Description

FatDatasets is a package which gives access to a few datasets. It takes care of downloading, preprocessing, storing and loading the data. The datasets are considered as data dependencies, and are not contained in this repository but downloaded when requested. A few methods are also provided to generate random synthetic data.

All the datasets provided here are numerical datasets, i.e. they are a collection of n numerical samples in dimension d. They are "unsupervised" datasets in the sense that no labels are any additional information is provided with them.

Usage

Load datasets using load_dataset("dataset_name"). Depending on the datasets, result will be either a matrix (data stored in jld file and loaded in memory) or a H5Dataset object, whose values can be accessed using (2d only) indexing (data stored into a HDF5 file and loaded dynamically).

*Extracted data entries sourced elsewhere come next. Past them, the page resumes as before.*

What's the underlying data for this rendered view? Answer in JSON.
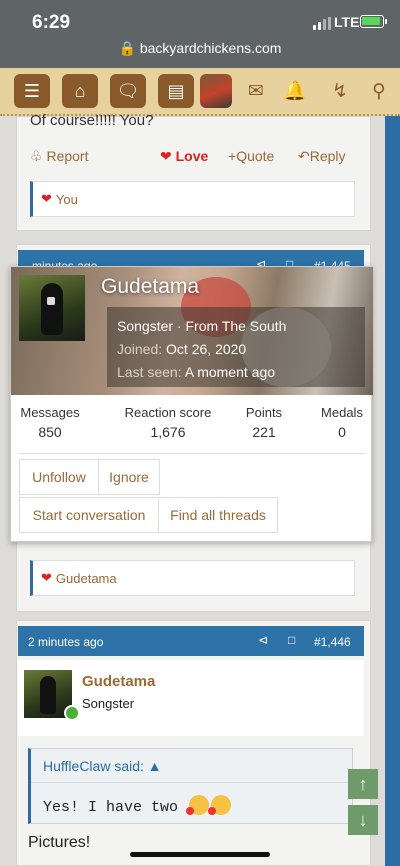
{
  "status": {
    "time": "6:29",
    "network": "LTE",
    "url": "backyardchickens.com"
  },
  "nav": {
    "icons": [
      "menu-icon",
      "home-icon",
      "chat-icon",
      "document-icon",
      "avatar",
      "mail-icon",
      "bell-icon",
      "lightning-icon",
      "search-icon"
    ]
  },
  "top_post": {
    "text_cut": "Of course!!!!! You?",
    "actions": {
      "report": "Report",
      "love": "Love",
      "quote": "Quote",
      "reply": "Reply"
    },
    "reaction_user": "You"
  },
  "middle_post": {
    "time_cut": "minutes ago",
    "post_number_cut": "#1,445",
    "reaction_user": "Gudetama"
  },
  "popup": {
    "username": "Gudetama",
    "role": "Songster · From The South",
    "joined_label": "Joined:",
    "joined_value": "Oct 26, 2020",
    "last_seen_label": "Last seen:",
    "last_seen_value": "A moment ago",
    "stats": [
      {
        "label": "Messages",
        "value": "850"
      },
      {
        "label": "Reaction score",
        "value": "1,676"
      },
      {
        "label": "Points",
        "value": "221"
      },
      {
        "label": "Medals",
        "value": "0"
      }
    ],
    "buttons": {
      "unfollow": "Unfollow",
      "ignore": "Ignore",
      "start_conversation": "Start conversation",
      "find_threads": "Find all threads"
    }
  },
  "bottom_post": {
    "time": "2 minutes ago",
    "post_number": "#1,446",
    "username": "Gudetama",
    "role": "Songster",
    "quote_author": "HuffleClaw said:",
    "quote_text": "Yes! I have two",
    "body": "Pictures!"
  },
  "colors": {
    "nav_bg": "#e7d29f",
    "nav_btn": "#8a5a2b",
    "post_bar": "#2e73a8",
    "link": "#9a6a38",
    "love": "#d22222"
  }
}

Julia using column-first ordering, we always use the convention columns=samples and rows=features.

Available datasets

Dataset name	n	d	Format	Remarks
kddcup99	4,898,431	145	JLD	Between 0.0 and 1.0, contains converted categorical features. (http://kdd.ics.uci.edu/databases/kddcup99/kddcup99.html)
kddcup99_small	494,021	141	JLD	10% subset of kddcup99. Between 0.0 and 1.0, contains converted categorical features. (http://kdd.ics.uci.edu/databases/kddcup99/kddcup99.html)
fma	106,574	518	JLD	Misc. aggregated audio features with various stats e.g. min, max, mean, median, skew, kurtosis. (https://github.com/mdeff/fma)
fma_mfcc	106,574	20	JLD	Contains mean MFCC features from FMA dataset. (https://github.com/mdeff/fma)
gowalla	6,442,892	2	JLD	Localization data. (https://snap.stanford.edu/data/loc-gowalla.html)
fasttext_XX	2,000,000	300	HDF5	XX should be one of these language codes: "en", "fr", "de", "eo". Lines starting by the char " will be escaped, so there might be 1,999,999 entries only in final dataset. (https://fasttext.cc/docs/en/crawl-vectors.html)
lfw	13233	62500	HDF5	Raw vectorized 250×250 images of celebrities faces from the “Labeled Faces in the Wild” dataset. (http://vis-www.cs.umass.edu/lfw/)
celeba (link broken?)	202599	38804	HDF5	Raw vectorized 178×218 images of celebrities faces from CelebA dataset.
intel_lab	2,313,153	5	HDF5	Time and misc. sensors measures in the Intel lab at Berkeley. (http://db.csail.mit.edu/labdata/labdata.html)

Synthetic datasets

The following functions can be used to generate data according to mixture of gaussians or on a low-dimensional subspace.

GMM_dataset()
GMM_stream()
lowrank_dataset()
lowrank_stream()

Notes for developers

Useful functions:

compute_stats(path_to_hdf5_file) will compute and store in the hdf5 file the mean and std of the dataset. Should be called after storing the file for all HDF5-stored datasets.
convert_categorical_columns!(df): removes categorical values of a DataFrame by adding new binary features.

For new requests: the DataDep registration should be placed in a file in src/datasets/registrators and will be loaded at loadtime. Preprocessing functions can be placed directly in src/datasets (and loaded with the module, provided it is explicitly included).

To do

Fix the link to the celeba dataset, which seems to be broken.